Andrej Kurkow wurde 1961 in Leningrad/St. Petersburg geboren, lebt seit frühester Kindheit in Kiew in Kiew auf, ist seit vier Jahren Präsident des ukrainischen PEN und zählt zu den wichtigsten zeitgenössischen Schriftstellern seines Landes. Warum er nach wie vor auf Russisch schreibt, begründet er im Interview mit der Neuen Zürcher Zeitung so: Dies sei eben seine Muttersprache, im übrigen sei es falsch, wenn man nun Russisch als die "Sprache der Aggressoren" abzustempeln; schließlich sprächen viel der an der Front kämpfenden ukrainischen Soldaten russisch.
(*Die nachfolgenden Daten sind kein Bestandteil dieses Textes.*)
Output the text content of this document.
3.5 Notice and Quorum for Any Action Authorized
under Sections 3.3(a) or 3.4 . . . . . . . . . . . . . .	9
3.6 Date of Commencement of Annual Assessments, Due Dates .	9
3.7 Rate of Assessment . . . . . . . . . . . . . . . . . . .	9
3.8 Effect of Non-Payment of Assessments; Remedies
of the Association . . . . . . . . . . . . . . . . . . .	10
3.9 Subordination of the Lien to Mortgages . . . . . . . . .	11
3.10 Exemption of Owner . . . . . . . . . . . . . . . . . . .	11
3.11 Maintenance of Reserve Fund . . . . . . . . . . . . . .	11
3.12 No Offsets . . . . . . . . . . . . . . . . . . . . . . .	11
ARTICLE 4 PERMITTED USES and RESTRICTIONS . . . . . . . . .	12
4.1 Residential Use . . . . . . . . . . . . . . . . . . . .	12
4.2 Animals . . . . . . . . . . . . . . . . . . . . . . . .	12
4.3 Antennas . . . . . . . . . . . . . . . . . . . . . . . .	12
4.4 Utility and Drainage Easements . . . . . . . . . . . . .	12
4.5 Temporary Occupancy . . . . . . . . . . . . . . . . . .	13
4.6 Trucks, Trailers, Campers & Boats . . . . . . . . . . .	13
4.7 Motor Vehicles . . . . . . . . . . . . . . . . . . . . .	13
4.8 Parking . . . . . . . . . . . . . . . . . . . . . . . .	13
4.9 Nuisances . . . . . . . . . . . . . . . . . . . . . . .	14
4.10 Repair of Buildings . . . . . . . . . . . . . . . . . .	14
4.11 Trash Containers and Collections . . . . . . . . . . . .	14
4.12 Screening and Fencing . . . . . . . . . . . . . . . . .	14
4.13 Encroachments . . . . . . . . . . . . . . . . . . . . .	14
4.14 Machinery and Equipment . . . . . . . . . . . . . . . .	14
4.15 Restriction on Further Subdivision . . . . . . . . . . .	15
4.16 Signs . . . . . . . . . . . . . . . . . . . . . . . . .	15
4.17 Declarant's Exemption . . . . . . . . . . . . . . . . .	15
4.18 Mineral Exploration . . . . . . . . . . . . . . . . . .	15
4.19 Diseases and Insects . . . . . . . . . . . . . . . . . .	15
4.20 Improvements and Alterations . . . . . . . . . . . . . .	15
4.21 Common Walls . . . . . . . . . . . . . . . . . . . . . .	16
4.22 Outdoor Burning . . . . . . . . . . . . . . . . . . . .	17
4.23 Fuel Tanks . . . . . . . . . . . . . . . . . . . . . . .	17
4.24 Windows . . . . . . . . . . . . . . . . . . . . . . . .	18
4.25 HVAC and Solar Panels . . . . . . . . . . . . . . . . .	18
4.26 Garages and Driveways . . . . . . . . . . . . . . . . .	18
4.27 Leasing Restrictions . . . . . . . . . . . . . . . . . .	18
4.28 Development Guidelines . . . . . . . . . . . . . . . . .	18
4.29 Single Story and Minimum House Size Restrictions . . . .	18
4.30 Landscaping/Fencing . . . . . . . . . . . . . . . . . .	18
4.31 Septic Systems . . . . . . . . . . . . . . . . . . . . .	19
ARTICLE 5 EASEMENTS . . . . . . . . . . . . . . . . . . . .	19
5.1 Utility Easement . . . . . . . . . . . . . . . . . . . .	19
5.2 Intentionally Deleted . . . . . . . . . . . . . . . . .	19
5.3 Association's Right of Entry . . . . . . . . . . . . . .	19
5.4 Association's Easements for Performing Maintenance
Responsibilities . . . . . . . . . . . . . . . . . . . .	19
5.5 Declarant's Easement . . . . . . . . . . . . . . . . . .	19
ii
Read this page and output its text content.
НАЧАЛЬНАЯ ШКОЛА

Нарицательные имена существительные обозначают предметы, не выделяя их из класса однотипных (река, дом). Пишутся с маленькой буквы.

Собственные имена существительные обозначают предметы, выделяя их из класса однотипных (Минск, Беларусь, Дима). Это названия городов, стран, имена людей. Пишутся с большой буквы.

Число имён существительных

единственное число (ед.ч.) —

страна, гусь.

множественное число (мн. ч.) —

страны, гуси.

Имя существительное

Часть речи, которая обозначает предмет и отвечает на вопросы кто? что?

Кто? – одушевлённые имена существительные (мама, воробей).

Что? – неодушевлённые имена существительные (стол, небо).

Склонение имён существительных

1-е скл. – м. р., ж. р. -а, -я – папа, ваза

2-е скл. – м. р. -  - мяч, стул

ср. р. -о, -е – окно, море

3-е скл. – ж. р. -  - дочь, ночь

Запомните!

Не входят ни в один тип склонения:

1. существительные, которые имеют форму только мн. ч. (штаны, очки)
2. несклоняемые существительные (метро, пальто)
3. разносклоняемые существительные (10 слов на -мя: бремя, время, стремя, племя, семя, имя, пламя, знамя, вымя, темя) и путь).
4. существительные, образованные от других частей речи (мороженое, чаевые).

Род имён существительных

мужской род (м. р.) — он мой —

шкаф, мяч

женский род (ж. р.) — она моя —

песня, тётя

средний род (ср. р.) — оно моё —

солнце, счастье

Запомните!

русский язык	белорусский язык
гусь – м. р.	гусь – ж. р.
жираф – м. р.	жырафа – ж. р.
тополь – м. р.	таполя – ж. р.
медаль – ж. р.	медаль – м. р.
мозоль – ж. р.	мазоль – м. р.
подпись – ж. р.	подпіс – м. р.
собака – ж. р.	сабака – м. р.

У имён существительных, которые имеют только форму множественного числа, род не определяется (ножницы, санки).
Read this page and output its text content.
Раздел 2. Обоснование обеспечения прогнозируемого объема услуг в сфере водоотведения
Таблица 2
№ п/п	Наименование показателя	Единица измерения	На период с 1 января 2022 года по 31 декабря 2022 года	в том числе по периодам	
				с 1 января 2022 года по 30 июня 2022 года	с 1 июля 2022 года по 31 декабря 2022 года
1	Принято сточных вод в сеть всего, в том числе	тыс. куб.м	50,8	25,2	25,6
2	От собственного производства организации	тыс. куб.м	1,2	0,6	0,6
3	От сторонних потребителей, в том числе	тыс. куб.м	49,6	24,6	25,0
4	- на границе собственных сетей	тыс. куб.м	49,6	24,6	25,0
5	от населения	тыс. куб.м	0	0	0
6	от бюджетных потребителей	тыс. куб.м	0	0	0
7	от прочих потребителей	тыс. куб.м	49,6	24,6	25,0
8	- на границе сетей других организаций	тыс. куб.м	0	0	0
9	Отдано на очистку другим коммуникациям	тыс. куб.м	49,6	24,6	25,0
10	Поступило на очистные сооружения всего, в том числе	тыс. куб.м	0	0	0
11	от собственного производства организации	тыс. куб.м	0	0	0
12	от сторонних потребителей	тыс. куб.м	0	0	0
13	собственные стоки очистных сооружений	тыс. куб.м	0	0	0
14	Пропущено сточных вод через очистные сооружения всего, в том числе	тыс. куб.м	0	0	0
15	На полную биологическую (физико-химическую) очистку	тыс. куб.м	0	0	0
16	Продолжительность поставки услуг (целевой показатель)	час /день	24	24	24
Den russischen Angriff auf die Ukraine verurteilt er als "politische und zivilisatorischen Katastrophe"; mit Putin könne es keinen Frieden geben. Die Stärke seines gesamten Schaffens liegt darin, klar Position zu beziehen, ohne in ideologische Schwarz-Weiß-Malerei zu verfallen. Wohl nicht zuletzt deshalb spricht ihm der Börsenverein des Deutschen Buchhandels, Landesverband Bayern, den Geschwister-Scholl-Preis 2022 zu – völlig zu Recht, was man ja nicht von jeder Preisverleihung sagen kann.

Andrej Kurkow: Samson und Nadjeschda", Kriminalroman, 365 Seiten, deutsche Übersetzung: Johanna Marx und Sabine Grebing, Diogenes-Verlag, Zürich, ISBN 978 30257007207 5, Preis: 24,-- €.